Mieux gérer les émotions par les réflexes archaïques

Qu’est-ce qu’une émotion ?
Une émotion, c’est une réaction spontanée à une situation.
Cette réaction peut se traduire soit de manière physique (pleurs, agitation, accélération du rythme cardiaque, rougissement…) ou psychologique (pensées négatives ou positives, changement d’humeur…).
Ces émotions sont normales et utiles car elles sont un indicateur de l’influence qu’a le monde extérieur sur notre personne. Elles permettent de s’adapter et nous obligent à faire face à de nouvelles circonstances. Certaines émotions sont plaisantes, d’autres sont désagréables.
Que veut dire gérer nos émotions ?
Gérer nos émotions c’est avoir la capacité de les reconnaître, d’analyser ce que l’on ressent, et surtout d’être dans la capacité de réguler ce que l’on ressent. A l’inverse, ne pas gérer ses émotions revient à se laisser submerger ou à se bloquer avec tout ce que ça implique dans notre quotidien.
Ainsi chez un enfant, gérer sa colère c’est l’exprimer avec des mots, élever la voix, prendre une posture montrant son mécontentement…
Ne pas gérer la colère c’est jeter des objets, se rouler par terre en pleurant, ne pas réussir à calmer ses pleurs, devenir violent…
Pourquoi il est important de gérer ses émotions ?
Gérer ses émotions passe par 4 étapes:
1- Identifier l’émotion : colère, joie, peur, tristesse…
2- Comprendre pourquoi cette émotion est là (je suis en colère parce qu’on m’a manqué de respect…)
3- L’exprimer par la parole, l’écriture,…
4- La réguler par la respiration, la relaxation, la marche, le sport…
Réguler son émotion va permettre d’éviter toute forme de violence, de mieux communiquer avec les autres, de préserver sa santé morale et physique (plusieurs théories mettent en relation les maladies et les émotions), de développer la confiance en soi et la résilience.
Mais alors quel lien avec les réflexes archaïques ?
Les réflexes archaïques non intégrés perturbent le développement du système nerveux et maintiennent un état de vigilance primitive.
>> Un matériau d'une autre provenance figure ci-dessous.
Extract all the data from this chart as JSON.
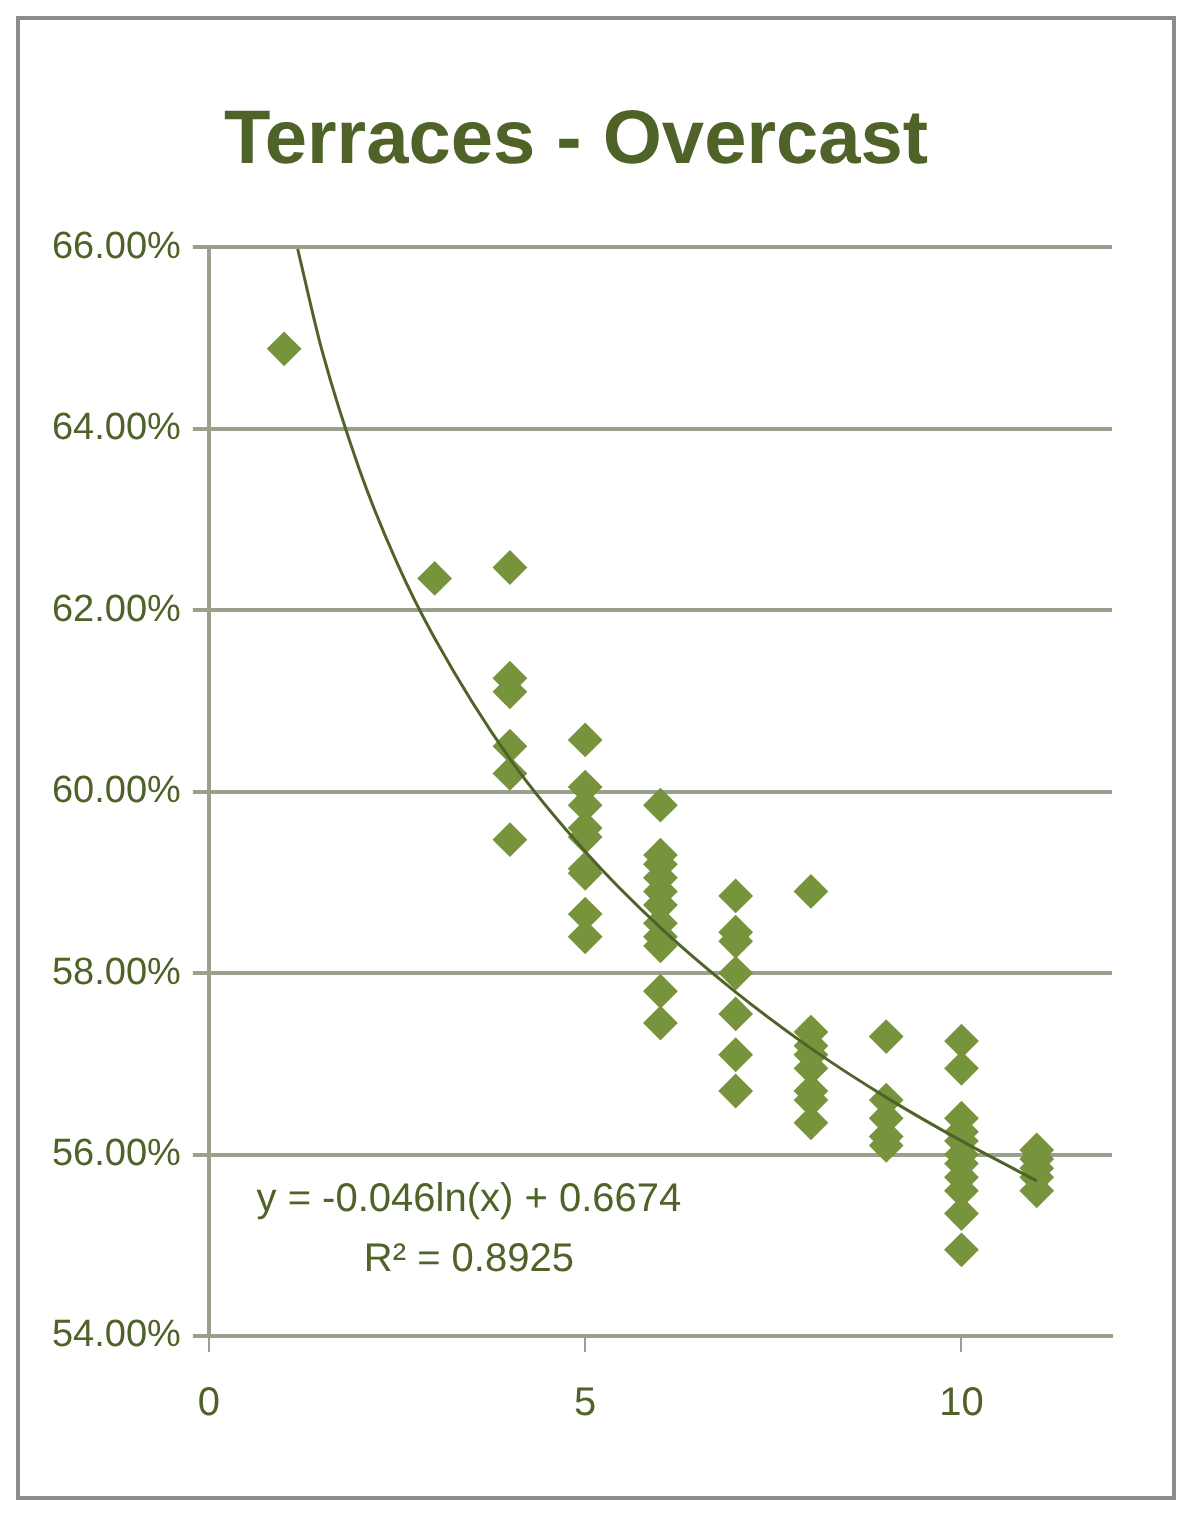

Cela fragilise la capacité à réguler nos émotions, puisqu’on réagit davantage par réflexe de survie que par régulation consciente. Cela entraîne: anxiété, irritabilité, impulsivité, difficultés à se calmer après une émotion forte, baisse de la tolérance au stress.
Quelques exemples concrets lors de réflexes non ou mal intégrés :
Le reflexe de Moro peut provoquer des réactions disproportionnées face à une critique, un bruit, un changement, car le système nerveux est en alerte permanente.
Le réflexe tonique labyrinthique engendre des tensions corporelles et une mauvaise posture et donc une fatigue accrue. Le corps ne réussit pas à se situer correctement dans l’espace et ce qui alimente l’anxiété, de l’irritabilité et le découragement.
Le réflexe symétrique du cou entraîne des difficultés à rester bien assis. Le besoin constant de bouger sature le système nerveux et génère une surcharge émotionnelle marquée (colère, impatience, faible tolérance à la frustration, tristesse, découragement..).
Il en va de même pour nombreux autres réflexes.
Alors si vous ou votre enfant éprouvez des difficultés à gérer ses émotions, pensez aux réflexes, un remodelage peut vous changer la vie !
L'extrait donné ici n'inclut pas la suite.